Other viral infections, bacterial infections, sexual behavior patterns and drug abuse patterns do not predict who develops AIDS. Individuals from diverse backgrounds, including heterosexual men and women, homosexual men and women, hemophiliacs, sexual partners of hemophiliacs and transfusion recipients, injection-drug users and infants have all developed AIDS, with the only common denominator being their infection with HIV (NIAID, 1995).
In cohort studies, severe immunosuppression and AIDS-defining illnesses occur almost exclusively in individuals who are HIV-infected.
For example, analysis of data from more than 8,000 participants in the Multicenter AIDS Cohort Study (MACS) and the Women’s Interagency HIV Study (WIHS) demonstrated that participants who were HIV-seropositive were 1,100 times more likely to develop an AIDS-associated illness than those who were HIV-seronegative. These overwhelming odds provide a clarity of association that is unusual in medical research (MACS and WIHS Principal Investigators, 2000).
In developing countries, patterns of both rare and endemic diseases have changed dramatically as HIV has spread, with a far greater toll now being exacted among the young and middle-aged, including well-educated members of the middle class.

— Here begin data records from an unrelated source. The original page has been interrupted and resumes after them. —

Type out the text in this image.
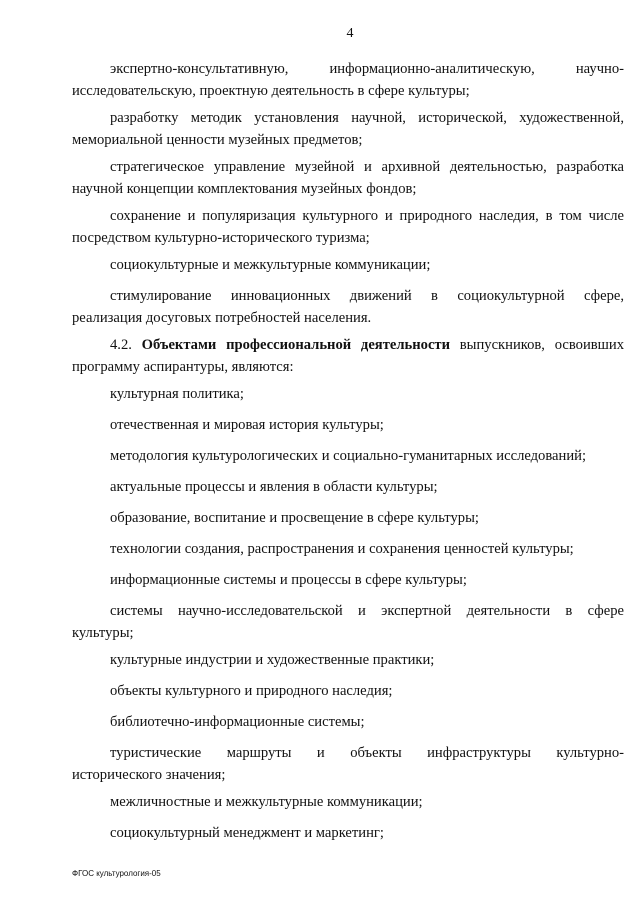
4
экспертно-консультативную, информационно-аналитическую, научно-
исследовательскую, проектную деятельность в сфере культуры;
разработку методик установления научной, исторической, художественной,
мемориальной ценности музейных предметов;
стратегическое управление музейной и архивной деятельностью, разработка
научной концепции комплектования музейных фондов;
сохранение и популяризация культурного и природного наследия, в том числе
посредством культурно-исторического туризма;
социокультурные и межкультурные коммуникации;
стимулирование инновационных движений в социокультурной сфере,
реализация досуговых потребностей населения.
4.2. Объектами профессиональной деятельности выпускников, освоивших
программу аспирантуры, являются:
культурная политика;
отечественная и мировая история культуры;
методология культурологических и социально-гуманитарных исследований;
актуальные процессы и явления в области культуры;
образование, воспитание и просвещение в сфере культуры;
технологии создания, распространения и сохранения ценностей культуры;
информационные системы и процессы в сфере культуры;
системы научно-исследовательской и экспертной деятельности в сфере
культуры;
культурные индустрии и художественные практики;
объекты культурного и природного наследия;
библиотечно-информационные системы;
туристические маршруты и объекты инфраструктуры культурно-
исторического значения;
межличностные и межкультурные коммуникации;
социокультурный менеджмент и маркетинг;
ФГОС культурология-05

In developing countries, the emergence of the HIV epidemic has dramatically changed patterns of disease in affected communities. As in developed countries, previously rare, “opportunistic” diseases such as PCP and certain forms of meningitis have become more commonplace. In addition, as HIV seroprevalence rates have risen, there have been significant increases in the burden of endemic conditions such as tuberculosis (TB), particularly among young people. For example, as HIV seroprevalence increased sharply in Blantyre, Malawi from 1986 to 1995, tuberculosis admissions at the city’s main hospital rose more than 400 percent, with the largest increase in cases among children and young adults. In the rural Hlabisa District of South Africa, admissions to tuberculosis wards increased 360 percent from 1992 to 1998, concomitant with a steep rise in HIV seroprevalence. High rates of mortality due to endemic conditions such as TB, diarrheal diseases and wasting syndromes, formerly confined to the elderly and malnourished, are now common among HIV-infected young and middle-aged people in many developing countries (UNAIDS, 2000; Harries et al. Int J Tuberc Lung Dis 1997;1:346; Floyd et al. JAMA 1999;282:1087).

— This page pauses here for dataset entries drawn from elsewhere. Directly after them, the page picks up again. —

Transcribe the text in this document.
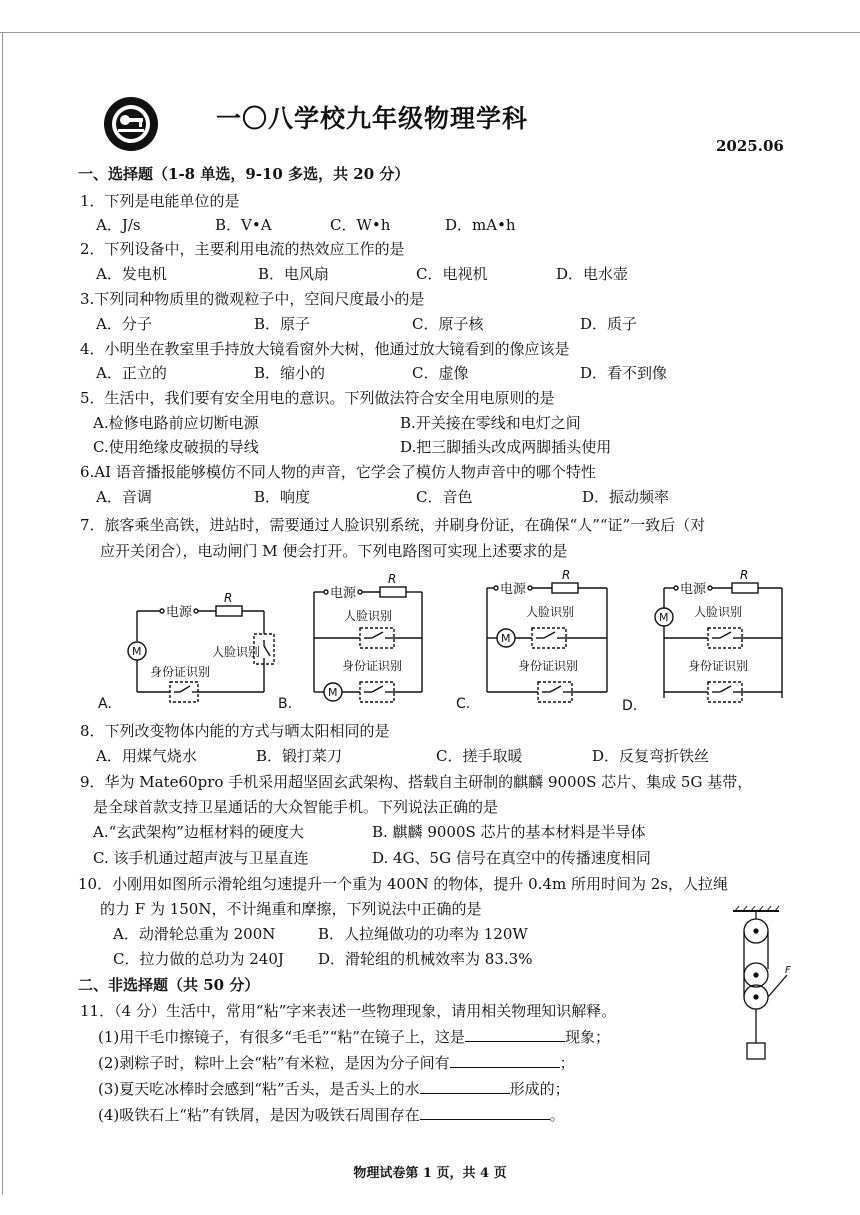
一〇八学校九年级物理学科
2025.06
一、选择题（1-8 单选，9-10 多选，共 20 分）
1．下列是电能单位的是
A．J/s	B．V•A	C．W•h	D．mA•h
2．下列设备中，主要利用电流的热效应工作的是
A．发电机	B．电风扇	C．电视机	D．电水壶
3.下列同种物质里的微观粒子中，空间尺度最小的是
A．分子	B．原子	C．原子核	D．质子
4．小明坐在教室里手持放大镜看窗外大树，他通过放大镜看到的像应该是
A．正立的	B．缩小的	C．虚像	D．看不到像
5．生活中，我们要有安全用电的意识。下列做法符合安全用电原则的是
A.检修电路前应切断电源	B.开关接在零线和电灯之间
C.使用绝缘皮破损的导线	D.把三脚插头改成两脚插头使用
6.AI 语音播报能够模仿不同人物的声音，它学会了模仿人物声音中的哪个特性
A．音调	B．响度	C．音色	D．振动频率
7．旅客乘坐高铁，进站时，需要通过人脸识别系统，并刷身份证，在确保“人”“证”一致后（对
应开关闭合），电动闸门 M 便会打开。下列电路图可实现上述要求的是
电源
R
人脸识别
M
身份证识别
A.
电源
R
人脸识别
身份证识别
M
B.
电源
R
M
人脸识别
身份证识别
C.
电源
R
M 人脸识别
身份证识别
D.
8．下列改变物体内能的方式与晒太阳相同的是
A．用煤气烧水	B．锻打菜刀	C．搓手取暖	D．反复弯折铁丝
9．华为 Mate60pro 手机采用超坚固玄武架构、搭载自主研制的麒麟 9000S 芯片、集成 5G 基带，
是全球首款支持卫星通话的大众智能手机。下列说法正确的是
A.“玄武架构”边框材料的硬度大	B. 麒麟 9000S 芯片的基本材料是半导体
C. 该手机通过超声波与卫星直连	D. 4G、5G 信号在真空中的传播速度相同
10．小刚用如图所示滑轮组匀速提升一个重为 400N 的物体，提升 0.4m 所用时间为 2s，人拉绳
的力 F 为 150N，不计绳重和摩擦，下列说法中正确的是
A．动滑轮总重为 200N	B．人拉绳做功的功率为 120W
C．拉力做的总功为 240J D．滑轮组的机械效率为 83.3%
F
二、非选择题（共 50 分）
11．（4 分）生活中，常用“粘”字来表述一些物理现象，请用相关物理知识解释。
(1)用干毛巾擦镜子，有很多“毛毛”“粘”在镜子上，这是	现象；
(2)剥粽子时，粽叶上会“粘”有米粒，是因为分子间有	；
(3)夏天吃冰棒时会感到“粘”舌头，是舌头上的水	形成的；
(4)吸铁石上“粘”有铁屑，是因为吸铁石周围存在	。
物理试卷第 1 页，共 4 页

HIV can be detected in virtually everyone with AIDS.
Sensitive testing methods, including the polymerase chain reaction (PCR) and improved culture techniques, have enabled researchers to find HIV in patients with AIDS with few exceptions. HIV has been repeatedly isolated from the blood, semen and vaginal secretions of patients with AIDS, findings consistent with the epidemiologic data demonstrating AIDS transmission via sexual activity and contact with infected blood (Bartlett, 1999; Hammer et al. J Clin Microbiol 1993;31:2557; Jackson et al. J Clin Microbiol 1990;28:16).